L'école maternelle Franklin-Roosevelt de Vincennes (Val-de-Marne), située sur l'emplacement des anciennes usines Kodak, a rouvert lundi après deux ans et demi de fermeture, a-t-on confirmé lundi dans cet établissement. La mairie de Vincennes, dirigée par Lafon (UMP), a suivi l'avis favorable de la Direction générale de la santé après une longue série d'études scientifiques sous l'égide d'un comité scientifique et de l'Institut de veille sanitaire (INVS). Les dernières analyses réalisées sur 12 substances dans l'air ambiant à l'école maternelle Franklin Roosevelt de Vincennes (Val-de-Marne) n'ont "pas mis en évidence de concentration notable dans les lieux de prélèvements retenus", selon le maire.
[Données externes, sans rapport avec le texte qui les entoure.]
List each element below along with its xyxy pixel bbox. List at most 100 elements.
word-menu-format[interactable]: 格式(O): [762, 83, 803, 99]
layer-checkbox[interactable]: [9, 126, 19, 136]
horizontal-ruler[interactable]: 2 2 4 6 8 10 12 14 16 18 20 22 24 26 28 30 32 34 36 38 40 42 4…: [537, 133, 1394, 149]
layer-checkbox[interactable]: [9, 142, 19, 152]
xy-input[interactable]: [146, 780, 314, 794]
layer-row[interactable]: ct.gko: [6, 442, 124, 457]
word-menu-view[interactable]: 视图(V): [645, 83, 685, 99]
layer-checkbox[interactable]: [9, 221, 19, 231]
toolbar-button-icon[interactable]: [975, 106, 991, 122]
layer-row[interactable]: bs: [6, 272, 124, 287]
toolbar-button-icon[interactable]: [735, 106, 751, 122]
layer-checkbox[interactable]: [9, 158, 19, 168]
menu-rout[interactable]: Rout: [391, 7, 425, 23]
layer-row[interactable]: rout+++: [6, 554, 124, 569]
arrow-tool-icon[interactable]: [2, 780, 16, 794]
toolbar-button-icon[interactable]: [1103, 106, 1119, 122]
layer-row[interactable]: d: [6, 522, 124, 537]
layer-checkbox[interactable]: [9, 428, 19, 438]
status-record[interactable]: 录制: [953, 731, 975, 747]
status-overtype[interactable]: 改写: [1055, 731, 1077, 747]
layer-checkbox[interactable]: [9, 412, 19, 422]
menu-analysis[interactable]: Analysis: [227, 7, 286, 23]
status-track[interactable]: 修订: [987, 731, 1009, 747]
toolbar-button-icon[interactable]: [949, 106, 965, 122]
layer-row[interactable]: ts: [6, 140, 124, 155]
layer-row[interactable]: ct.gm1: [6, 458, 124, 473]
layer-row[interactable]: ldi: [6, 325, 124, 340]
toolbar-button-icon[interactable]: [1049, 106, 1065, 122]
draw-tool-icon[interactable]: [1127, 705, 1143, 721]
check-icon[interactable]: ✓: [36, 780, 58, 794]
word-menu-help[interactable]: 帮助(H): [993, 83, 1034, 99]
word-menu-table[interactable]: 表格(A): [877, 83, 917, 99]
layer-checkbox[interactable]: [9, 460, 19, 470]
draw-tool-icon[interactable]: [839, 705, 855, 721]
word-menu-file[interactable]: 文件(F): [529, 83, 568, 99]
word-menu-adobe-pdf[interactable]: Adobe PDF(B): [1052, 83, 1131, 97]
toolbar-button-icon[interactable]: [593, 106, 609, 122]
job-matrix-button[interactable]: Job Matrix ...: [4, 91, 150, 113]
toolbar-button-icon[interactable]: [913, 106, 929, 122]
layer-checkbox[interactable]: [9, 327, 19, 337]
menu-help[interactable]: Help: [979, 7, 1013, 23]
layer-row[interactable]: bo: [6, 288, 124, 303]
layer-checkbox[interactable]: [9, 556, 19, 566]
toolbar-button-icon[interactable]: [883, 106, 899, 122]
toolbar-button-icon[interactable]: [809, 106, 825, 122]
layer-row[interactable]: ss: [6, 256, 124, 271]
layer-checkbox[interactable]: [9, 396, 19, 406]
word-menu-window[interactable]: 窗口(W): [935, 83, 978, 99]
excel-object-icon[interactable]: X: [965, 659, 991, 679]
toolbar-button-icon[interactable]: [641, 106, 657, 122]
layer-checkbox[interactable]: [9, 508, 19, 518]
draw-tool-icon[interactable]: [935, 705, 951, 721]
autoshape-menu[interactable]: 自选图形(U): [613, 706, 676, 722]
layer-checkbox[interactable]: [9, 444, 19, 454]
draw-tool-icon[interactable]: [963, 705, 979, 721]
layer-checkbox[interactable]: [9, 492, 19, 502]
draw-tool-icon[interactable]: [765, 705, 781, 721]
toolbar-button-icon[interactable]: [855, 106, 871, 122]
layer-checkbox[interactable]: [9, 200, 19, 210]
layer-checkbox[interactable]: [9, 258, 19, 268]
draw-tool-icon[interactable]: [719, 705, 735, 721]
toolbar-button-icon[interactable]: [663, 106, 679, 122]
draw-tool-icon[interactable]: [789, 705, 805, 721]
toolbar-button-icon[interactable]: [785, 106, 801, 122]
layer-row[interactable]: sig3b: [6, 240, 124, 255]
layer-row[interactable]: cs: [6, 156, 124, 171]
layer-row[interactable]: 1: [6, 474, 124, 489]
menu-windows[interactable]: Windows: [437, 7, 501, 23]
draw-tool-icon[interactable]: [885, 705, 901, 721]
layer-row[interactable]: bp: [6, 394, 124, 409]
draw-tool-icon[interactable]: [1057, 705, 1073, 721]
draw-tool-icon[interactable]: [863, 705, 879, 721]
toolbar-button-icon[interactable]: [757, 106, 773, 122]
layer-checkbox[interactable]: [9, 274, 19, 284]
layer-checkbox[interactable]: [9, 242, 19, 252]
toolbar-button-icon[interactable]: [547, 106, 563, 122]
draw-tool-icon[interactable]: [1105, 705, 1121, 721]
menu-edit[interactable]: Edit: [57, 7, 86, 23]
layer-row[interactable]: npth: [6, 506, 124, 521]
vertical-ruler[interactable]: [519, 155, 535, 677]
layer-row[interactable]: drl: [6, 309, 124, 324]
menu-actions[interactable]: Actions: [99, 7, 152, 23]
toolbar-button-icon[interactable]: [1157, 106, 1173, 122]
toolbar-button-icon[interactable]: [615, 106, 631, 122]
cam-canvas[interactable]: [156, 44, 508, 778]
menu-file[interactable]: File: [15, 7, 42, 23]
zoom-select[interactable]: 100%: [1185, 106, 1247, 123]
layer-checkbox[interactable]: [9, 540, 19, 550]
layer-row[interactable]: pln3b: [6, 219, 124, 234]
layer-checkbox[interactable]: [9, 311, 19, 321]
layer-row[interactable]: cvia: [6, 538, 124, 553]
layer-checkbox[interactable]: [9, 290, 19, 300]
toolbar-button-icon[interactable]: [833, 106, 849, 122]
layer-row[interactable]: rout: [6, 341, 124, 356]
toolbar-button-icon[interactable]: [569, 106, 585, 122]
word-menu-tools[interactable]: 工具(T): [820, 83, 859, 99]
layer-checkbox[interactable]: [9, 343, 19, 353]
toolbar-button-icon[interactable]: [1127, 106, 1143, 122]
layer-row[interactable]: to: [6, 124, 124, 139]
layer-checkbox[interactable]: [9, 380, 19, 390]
Dans ce quartier de Vincennes situé sur l'ancien site des usines Kodak, cinq cancers d'enfants, dont quatre développés par des élèves de l'école maternelle Franklin Roosevelt, sont survenus entre 1995 et 2001. L'école a été fermée le 18 juin 2001 et sera réouverte lundi. Dans un communiqué adressé vendredi soir à l'AFP, M. Lafon précise que les prélèvements retenus par les scientifiques ont été effectués le 2 décembre dans les locaux de stockage et dans le parking en sous-sol, ainsi que dans une salle de classe. "Dans les sous-sols, deux substances communément présentes en milieu urbain, le benzène et le trichloroéthylène, ont été détectées", affirme le maire de Vincennes. "Leur concentration dans l'air se situe dans des valeurs moyennes et basses de celles relevées lors des investigations précédentes dans le quartier sud", ajoute Laurent Lafon. "Dans la salle de classe, seul du benzène a été détecté, mais dans des proportions inférieures aux valeurs relevées en 2002", conclut-il. Ce rapport avait été commandé à la demande du comité scientifique chargé du dossier de l'ancien site Kodak de Vincennes. Selon Véronique Lapides, présidente du collectif de vigilance Franklin, "beaucoup de questions restent sans réponses. La pollution de la nappe phréatique est une chose certaine et admise par tous. Les transferts des gaz de la nappe vers la surface, notamment dans l'air ambiant, n'ont pas été suffisamment contrôlés". Un dispositif de surveillance a été mis en place sur ce site, par précaution, avec notamment des capteurs.